Basic concepts

In SciPipe, we are discussing a few concepts all the time, so to make sure we are on the same page, we will below go through the basic ones briefly.

Processes

The probably most basic concept in SciPipe is the process. A process is an asynchronously running component that is typically defined as a static, "long-running" part of the workflow, and the number of processes thus is typically fixed for a workflow during its execution.

One can create customized types of processes, but for most basic workflows, the scipipe.SciProcess will be used, which is specialized for executing commandline applications. New SciProcess-es are typically created using the scipipe.NewProc(procName, shellPattern) command.

Tasks

The "long-running" processes mentioned above, will receive input files on its in-ports, and for each complete set of input files it receives, it will create a new task. Specifically, scipipe.SciProcess will create scipipe.SciTask objects, and populate it with all data needed for one particular shell command execution.

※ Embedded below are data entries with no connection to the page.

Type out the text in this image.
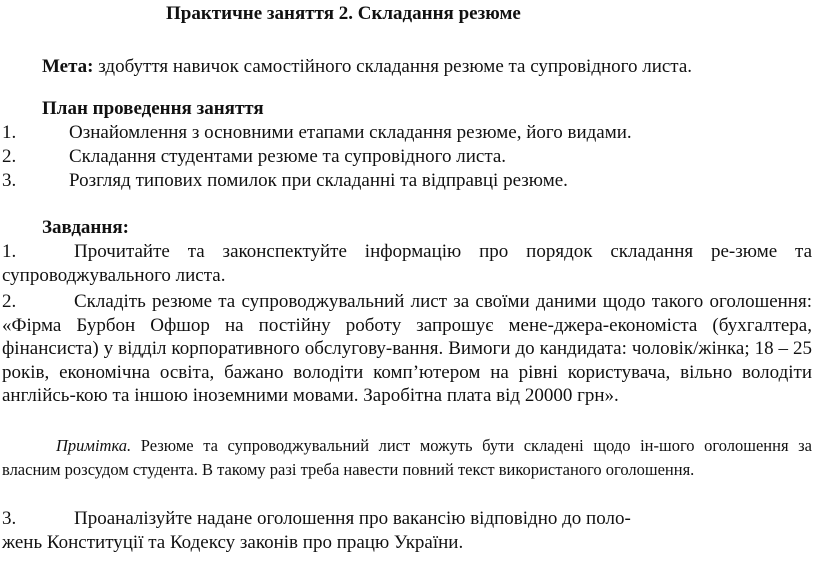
Практичне заняття 2. Складання резюме
Мета: здобуття навичок самостійного складання резюме та супровідного листа.
План проведення заняття
1.	Ознайомлення з основними етапами складання резюме, його видами.
2.	Складання студентами резюме та супровідного листа.
3.	Розгляд типових помилок при складанні та відправці резюме.
Завдання:
1.	Прочитайте та законспектуйте інформацію про порядок складання ре-зюме та супроводжувального листа.
2.	Складіть резюме та супроводжувальний лист за своїми даними щодо такого оголошення: «Фірма Бурбон Офшор на постійну роботу запрошує мене-джера-економіста (бухгалтера, фінансиста) у відділ корпоративного обслугову-вання. Вимоги до кандидата: чоловік/жінка; 18 – 25 років, економічна освіта, бажано володіти комп’ютером на рівні користувача, вільно володіти англійсь-кою та іншою іноземними мовами. Заробітна плата від 20000 грн».
Примітка. Резюме та супроводжувальний лист можуть бути складені щодо ін-шого оголошення за власним розсудом студента. В такому разі треба навести повний текст використаного оголошення.
3.	Проаналізуйте надане оголошення про вакансію відповідно до поло-
жень Конституції та Кодексу законів про працю України.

SciTask objects are executed via their Execute() method, or CustomExecute(), if custom Go code is supposed to be executed instead of a shell command.

The distinction between processes and tasks is important to understand, for example when doing more advanced configuration of file naming strategies, since the custom anonymous functions used to format paths are taking a SciTask as input, even though these functions are saved on the process object.

To understand the difference between processes and tasks, it is helpful to remember that processes are long-running, and typically fixed during the course of a workflow, while tasks are transient objects, created temporarily as a container for all data and code needed for each execution of a concrete shell command.

Ports

Central to the way data dependencies are defined in SciPipe, is ports. Ports are fields on processes, which are connected to other ports via channels (see separate section on this page).

In SciPipe, each port must have a unique name within its process (there can't be an in-port and out-port named the same), and this name will be used in shell command patterns, when connecting dependencies / dataflow networks, and when configuring file naming strategies.

In SciProcess objects, in-ports are are accessed with myProcess.In("my_port"), and out-ports are similarly accessed with myProcess.Out("my_other_port"). Both are of type FilePort.

Some pre-made components might have ports bound to custom field names though, such as myFastaReader.InFastaFile, or myZipComponent.OutZipFile.

Port objects have some methods bound to them, most importantly the Connect() method, which takes another port, and connects to it, by stitching a channel between the ports.

On SciProcess objects, there is also a third port type, ParamPorts, which is used when it is needed to send a stream of parameter values (in string format) to be supplied to as arguments to shell commands.

Channels

Ports in SciPipe are connected via channels. Channels are plain Go channels and nothing more. Most of the time, one will not need to deal with the channels directly though, since the port objects (see separate section for ports) have all the logic to connect to other ports via channels, but it can be good to know that they are there, in case you need to do something more advanced.

Workflow

The Workflow is a special object in SciPipe, that just takes care of running a set of components making up a workflow.

There is not much to say about the workflow component, other than that it is created with scipipe.NewWorkflow(workflowName, maxConcurrentTasks), that all processes need to be added to it with wf.AddProc(proc) while the "last", or "driving" process needs to be specified with wf.SetDriver(driverProcess), and that it should be run with wf.Run(). But this is already covered in the other examples and tutorials.

Shell command pattern

The SciProcess has the speciality that it can be configured using a special shell command pattern, supplied to the NewProc() factory function. It is already explained in the section "writing workflows", but in brief, it is a normal shell command, with placeholders for in-ports, out-ports and parameter ports, on the form {i:inportname}, {o:outportname}, and {p:paramportname}, respectively.